I am sure new NRA President Charles Cotton would be pissed off to see himself represented by a trio of monkeys. However, given his performance as Chair of the NRA Board of Directors Audit Committee, it is wholly warranted.
This has become even clearer thanks to a report in the blog NRA In Danger. Several good, honest, and forthright NRA staffers sent a memo to the Audit Committee outlining “top concerns”. I’ll let NRA In Danger tell the story of how Mr. Cotton decided to neither hear nor see the problems.

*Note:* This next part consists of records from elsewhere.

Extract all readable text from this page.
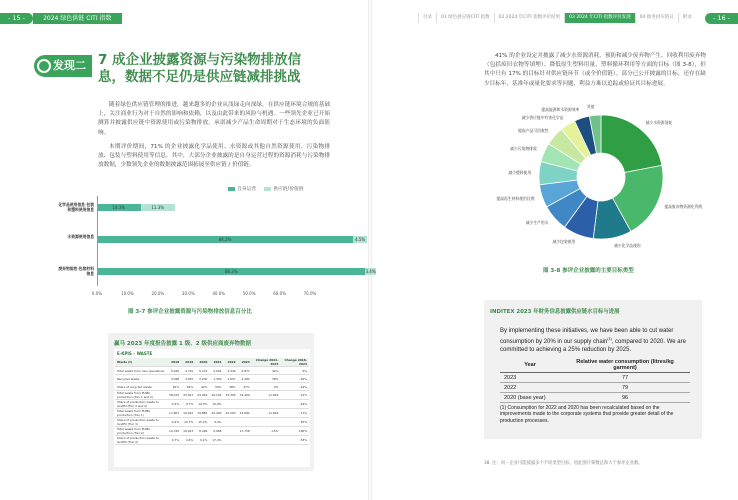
- 15 -	2024 绿色供链 CITI 指数	目录	01 绿色供应链CITI 指数	02 2024 年CITI 指数评价结果	03 2024 年CITI 指数评价发现	04 推进供应链议	附录	- 16 -
发现二 7 成企业披露资源与污染物排放信息，数据不足仍是供应链减排挑战
随着绿色供应链管理的推进，越来越多的企业从浅绿走向深绿，在供应链环境合规的基础上，关注商业行为对于自然的影响和依赖，以及由此带来的风险与机遇。一些领先企业已开始测算并披露供应链中资源使用或污染物排放，承诺减少产品生命周期对于生态环境的负面影响。
本期评价期间，71% 的企业披露化学品使用、水资源或其他自然资源使用、污染物排放、包装与塑料使用等信息。其中，大部分企业披露的是自身运营过程的资源消耗与污染物排放数据，少数领先企业的数据披露范围拓展至供应链 / 价值链。
自身运营	供应链/价值链
0.0%	10.0%	20.0%	30.0%	40.0%	50.0%	60.0%	70.0%
化学品使用信息·包装和塑料使用信息	14.3%	11.3%
水资源使用信息
84.2%	4.5%
废弃物排放·包装材料信息	88.2%	3.4%
图 3-7 参评企业披露资源与污染物排放信息百分比
赢马 2023 年度报告披露 1 级、2 级供应商废弃物数据
E-KPIS – WASTE
Waste (t)	2018	2019	2020	2021	2022	2023	Change 2022-2023	Change 2018-2023
Total waste from own operations	5,026	4,791	5,274	2,991	3,444	4,877	42%	-3%
Recycled waste	3,098	3,087	2,230	1,450	1,657	2,282	38%	-26%
Share of recycled waste	62%	64%	42%	50%	48%	47%	-3%	-24%
Total waste from PUMA production (Tier 1 and 2)	38,076	33,447	43,449	29,144	34,395	74,460	11,824	-31%
Share of production waste to landfill (Tier 1 and 2)	4.4%	9.7%	19.3%	15.9%				-44%
Total waste from PUMA production (Tier 1)	17,667	16,442	19,880	22,490	24,293	14,082	11,824	-17%
Share of production waste to landfill (Tier 1)	4.4%	12.7%	15.2%	9.9%				-55%
Total waste from PUMA production (Tier 2)	14,720	19,023	8,499	5,968		17,738	-15%	180%
Share of production waste to landfill (Tier 2)	4.7%	4.6%	9.1%	17.4%				-53%
41% 的企业设定并披露了减少水资源消耗、预防和减少废弃物产生、回收利用废弃物（包括废旧衣物等填埋）、降低原生塑料用量、塑料循环利用等方面的目标（图 3-8），但其中只有 17% 的目标针对供应链环节（或全价值链）。部分已公开披露的目标，还存在缺少目标年、基准年或量化要求等问题，利益方难以追踪或验证其目标进展。
减少水资源消耗
提高废弃物资源化利用
减少化学品使用
减少包装使用
减少生产用水
提高再生材料使用比例
减少塑料使用
减少污染物排放
提高产品可回收性
减少供应链中有害化学品
提高能源和水资源效率
其他
图 3-8 参评企业披露的主要目标类型
INDITEX 2023 年财务信息披露供应链水目标与进展
By implementing these initiatives, we have been able to cut water consumption by 20% in our supply chain$^{(1)}$, compared to 2020. We are committed to achieving a 25% reduction by 2025.
Year	Relative water consumption (litres/kg garment)
2023	77
2022	79
2020 (base year)	96
(1) Consumption for 2022 and 2020 has been recalculated based on the improvements made to the corporate systems that provide greater detail of the production processes.
38. 注：同一企业可能披露多个不同类型目标，因此图片频数总和大于参评企业数。
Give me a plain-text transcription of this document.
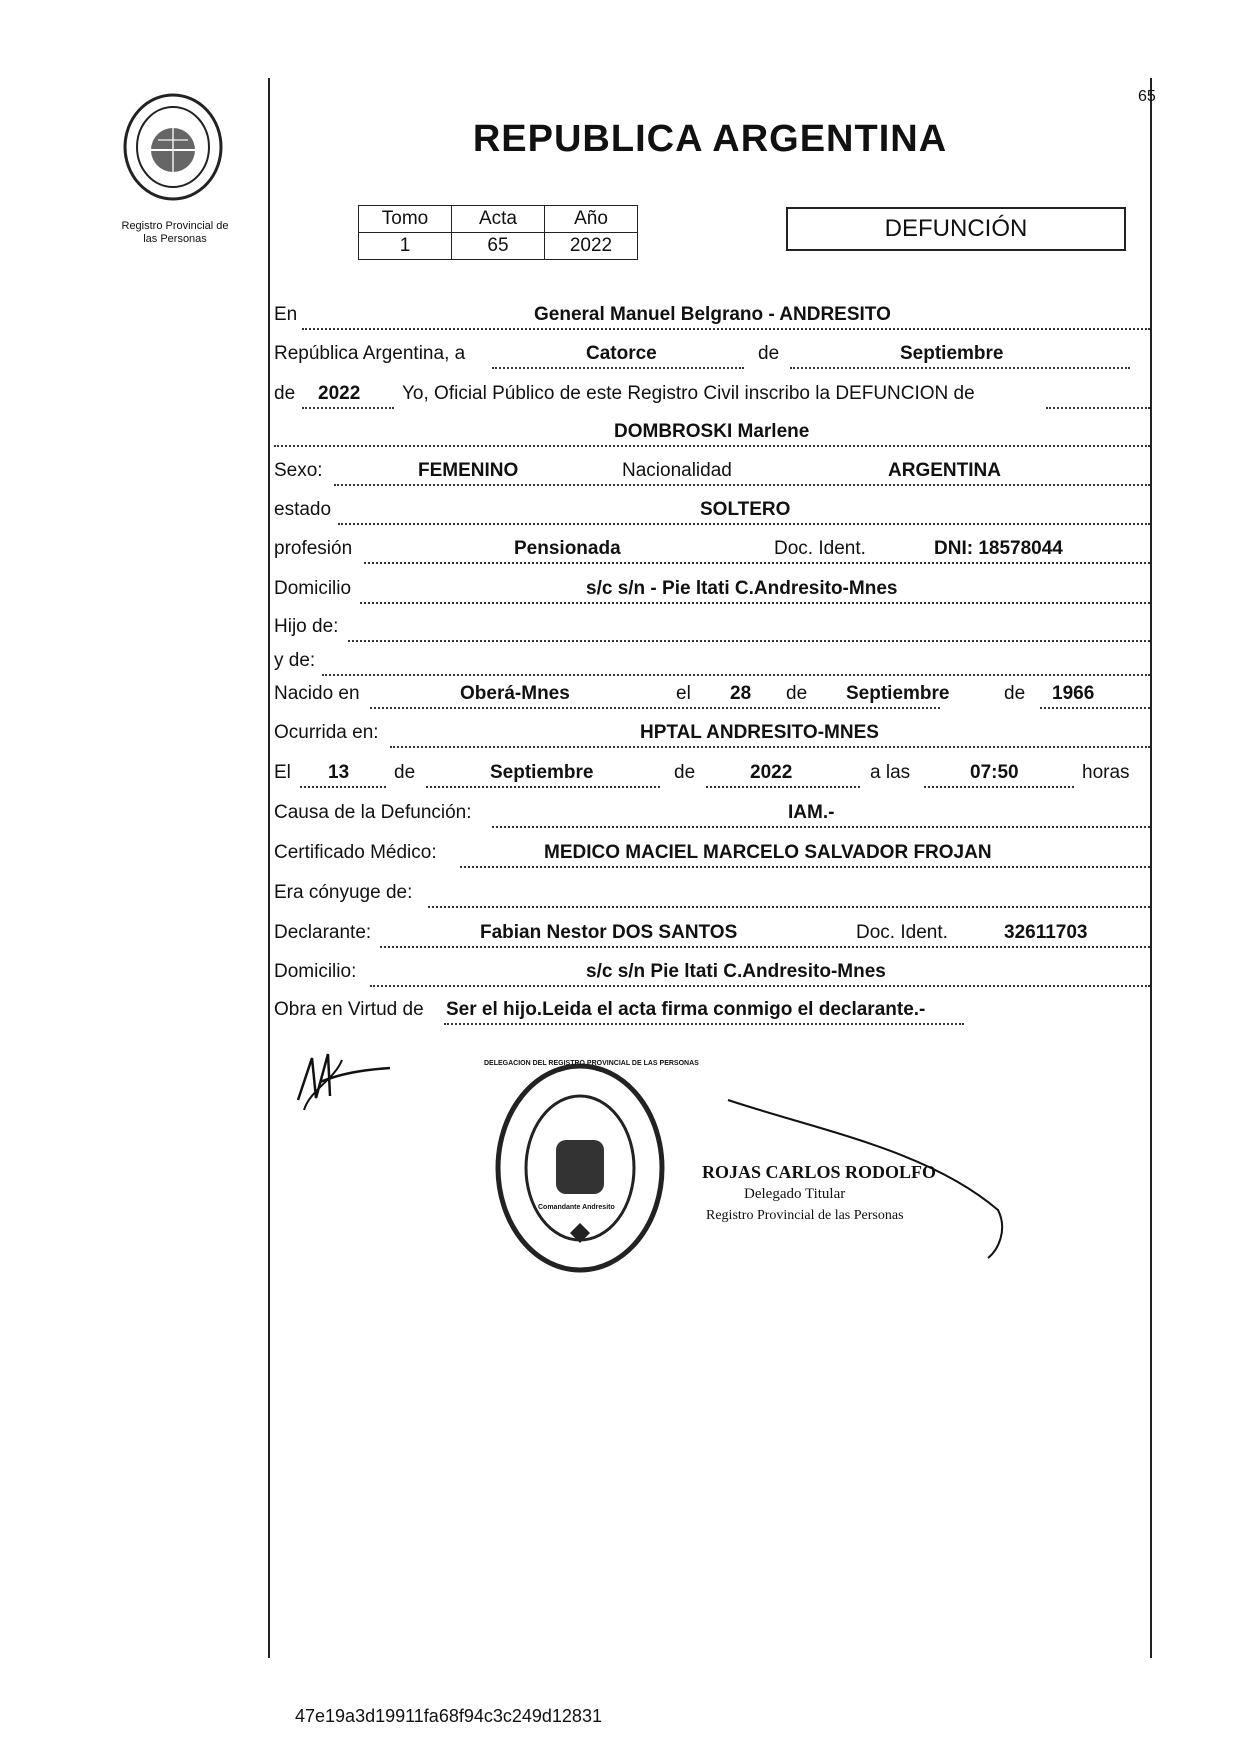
Registro Provincial de
las Personas
65
REPUBLICA ARGENTINA
Tomo	Acta	Año
1	65	2022
DEFUNCIÓN
En	General Manuel Belgrano - ANDRESITO
República Argentina, a	Catorce	de	Septiembre
de 2022 Yo, Oficial Público de este Registro Civil inscribo la DEFUNCION de
DOMBROSKI Marlene
Sexo:	FEMENINO	Nacionalidad	ARGENTINA
estado	SOLTERO
profesión	Pensionada	Doc. Ident.	DNI: 18578044
Domicilio	s/c s/n - Pie ltati C.Andresito-Mnes
Hijo de:
y de:
Nacido en	Oberá-Mnes	el 28 de Septiembre	de 1966
Ocurrida en:	HPTAL ANDRESITO-MNES
El 13 de	Septiembre	de	2022	a las	07:50	horas
Causa de la Defunción:	IAM.-
Certificado Médico:	MEDICO MACIEL MARCELO SALVADOR FROJAN
Era cónyuge de:
Declarante:	Fabian Nestor DOS SANTOS	Doc. Ident.	32611703
Domicilio:	s/c s/n Pie ltati C.Andresito-Mnes
Obra en Virtud de Ser el hijo.Leida el acta firma conmigo el declarante.-
DELEGACION DEL REGISTRO PROVINCIAL DE LAS PERSONAS
Comandante Andresito
ROJAS CARLOS RODOLFO
Delegado Titular
Registro Provincial de las Personas
47e19a3d19911fa68f94c3c249d12831
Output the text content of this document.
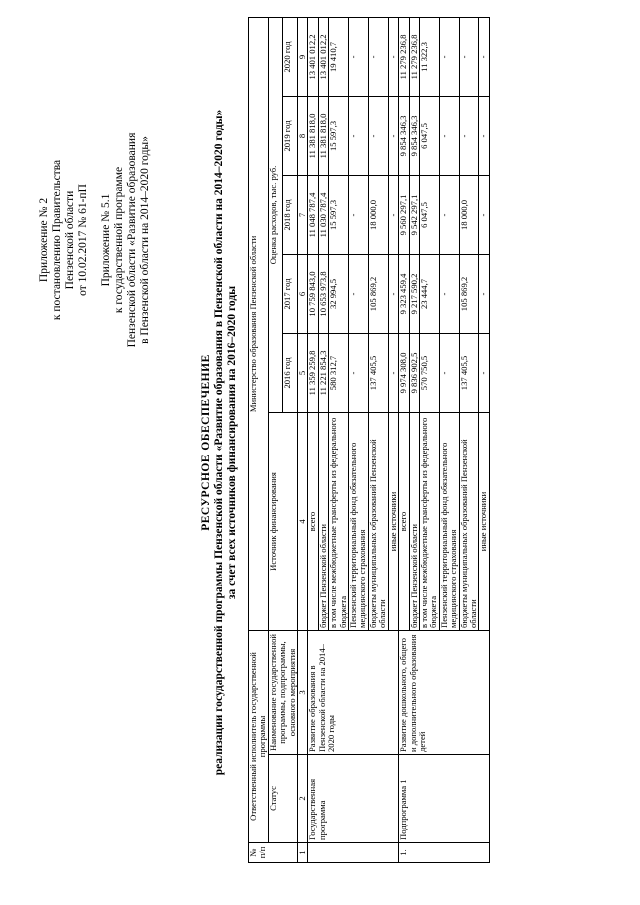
Приложение № 2 к постановлению Правительства Пензенской области от 10.02.2017 № 61-пП Приложение № 5.1 к государственной программе Пензенской области «Развитие образования в Пензенской области на 2014–2020 годы»
РЕСУРСНОЕ ОБЕСПЕЧЕНИЕ реализации государственной программы Пензенской области «Развитие образования в Пензенской области на 2014–2020 годы» за счет всех источников финансирования на 2016–2020 годы
№ п/п	Ответственный исполнитель государственной программы		Министерство образования Пензенской области					
	Статус	Наименование государственной программы, подпрограммы, основного мероприятия	Источник финансирования	Оценка расходов, тыс. руб.				
				2016 год	2017 год	2018 год	2019 год	2020 год
1	2	3	4	5	6	7	8	9
	Государственная программа	Развитие образования в Пензенской области на 2014–2020 годы	всего	11 359 259,8	10 759 843,0	11 048 787,4	11 381 818,0	13 401 012,2
			бюджет Пензенской области	11 221 854,3	10 653 973,8	11 030 787,4	11 381 818,0	13 401 012,2
			в том числе межбюджетные трансферты из федерального бюджета	580 312,7	32 994,5	15 597,3	15 597,3	19 410,7
			Пензенский территориальный фонд обязательного медицинского страхования	-	-	-	-	-
			бюджеты муниципальных образований Пензенской области	137 405,5	105 869,2	18 000,0	-	-
			иные источники	-	-	-	-	-
1.	Подпрограмма 1	Развитие дошкольного, общего и дополнительного образования детей	всего	9 974 308,0	9 323 459,4	9 560 297,1	9 854 346,3	11 279 236,8
			бюджет Пензенской области	9 836 902,5	9 217 590,2	9 542 297,1	9 854 346,3	11 279 236,8
			в том числе межбюджетные трансферты из федерального бюджета	570 750,5	23 444,7	6 047,5	6 047,5	11 322,3
			Пензенский территориальный фонд обязательного медицинского страхования	-	-	-	-	-
			бюджеты муниципальных образований Пензенской области	137 405,5	105 869,2	18 000,0	-	-
			иные источники	-	-	-	-	-
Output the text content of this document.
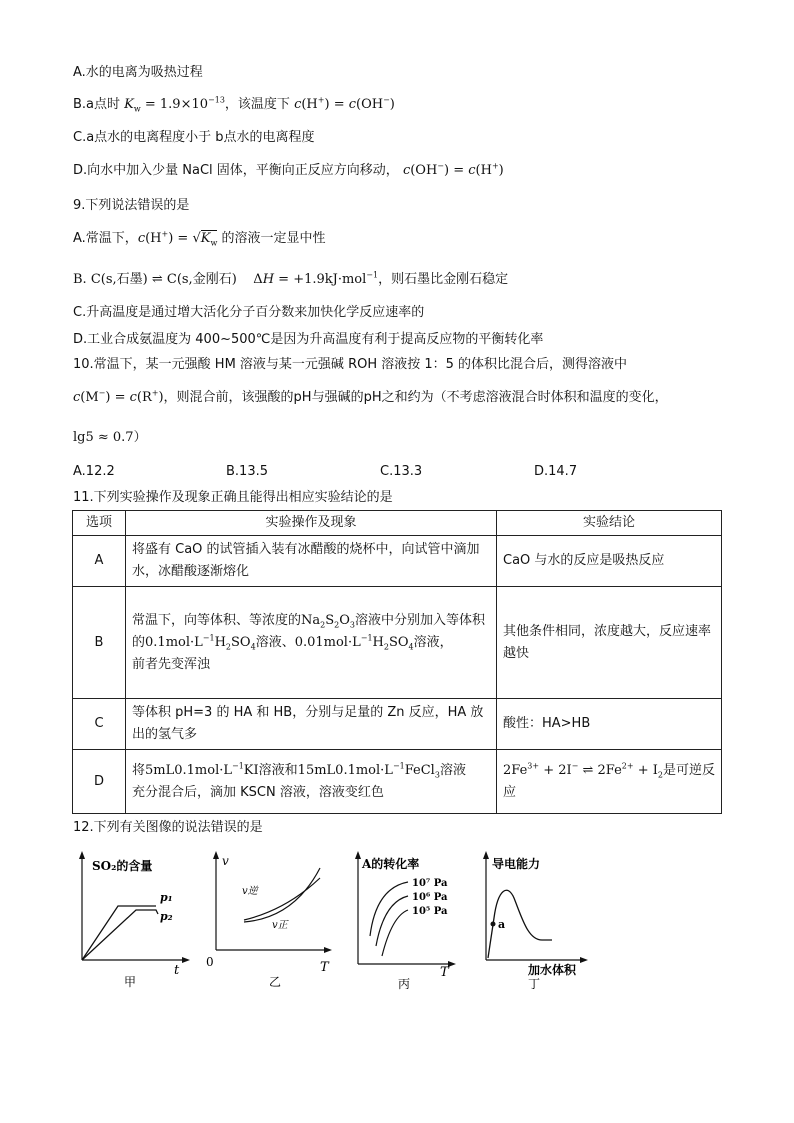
A.水的电离为吸热过程
B.a点时 $K_w = 1.9\times 10^{-13}$，该温度下 c(H+) = c(OH−)
C.a点水的电离程度小于 b点水的电离程度
D.向水中加入少量 NaCl 固体，平衡向正反应方向移动， c(OH−) = c(H+)
9.下列说法错误的是
A.常温下，$c(H^+) = √K_w$ 的溶液一定显中性
B. C(s,石墨) ⇌ C(s,金刚石)    ΔH = +1.9kJ·mol$^{-1}$，则石墨比金刚石稳定
C.升高温度是通过增大活化分子百分数来加快化学反应速率的
D.工业合成氨温度为 400~500℃是因为升高温度有利于提高反应物的平衡转化率
10.常温下，某一元强酸 HM 溶液与某一元强碱 ROH 溶液按 1：5 的体积比混合后，测得溶液中
c(M−) = c(R+)，则混合前，该强酸的pH与强碱的pH之和约为（不考虑溶液混合时体积和温度的变化，
lg5 ≈ 0.7）
A.12.2	B.13.5	C.13.3	D.14.7
11.下列实验操作及现象正确且能得出相应实验结论的是
选项	实验操作及现象	实验结论
A	将盛有 CaO 的试管插入装有冰醋酸的烧杯中，向试管中滴加水，冰醋酸逐渐熔化	CaO 与水的反应是吸热反应
B	常温下，向等体积、等浓度的$Na_2S_2O_3$溶液中分别加入等体积的$0.1mol\cdot L^{-1}H_2SO_4$溶液、$0.01mol\cdot L^{-1}H_2SO_4$溶液，
前者先变浑浊	其他条件相同，浓度越大，反应速率越快
C	等体积 pH=3 的 HA 和 HB，分别与足量的 Zn 反应，HA 放出的氢气多	酸性：HA>HB
D	将$5mL0.1mol\cdot L^{-1}KI$溶液和$15mL0.1mol\cdot L^{-1}FeCl_3$溶液
充分混合后，滴加 KSCN 溶液，溶液变红色	$2Fe^{3+} + 2I^-$ ⇌ $2Fe^{2+} + I_2$是可逆反应
12.下列有关图像的说法错误的是
SO₂的含量
p₁
p₂
t
甲
v
v逆
v正
0	T
乙
A的转化率
10⁷ Pa
10⁶ Pa
10⁵ Pa
T
丙
导电能力
a
加水体积
丁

A major event in the beginning of the controversy over internal corruption came when NRA Treasurer “Woody” Phillips left suddenly in 2017, and the inexplicable decision was made to hire an honest Treasurer, Craig Spray. Several employees who were deeply concerned about what was going on wrote a “Top Concerns” memo for the Audit Committee, which was presented at an emergency meeting in July, 2018. Note this is nearly a year before the scandals burst into the open (April-May 2019). The Committee’s response? Its chair, Charles Cotton, left the room before the memo was presented. Its Vice Chair, who then served as chair, never gave Cotton the memo (obviously he knew Cotton didn’t want to hear of it).(emphasis mine) The committee (which is entrusted by the board with keeping everything honest) made no mention of the event to the board. Officially, nothing happened that day in July.
Read the “top concerns” memo yourself. It was an exhibit filed by the New York Attorney General in the NRA’s abortive attempt at bankruptcy. Given Mr. Cotton’s behavior that day and many others since, I am somewhat surprised that the complaint asking for dissolution has not been amended to make him a co-defendant.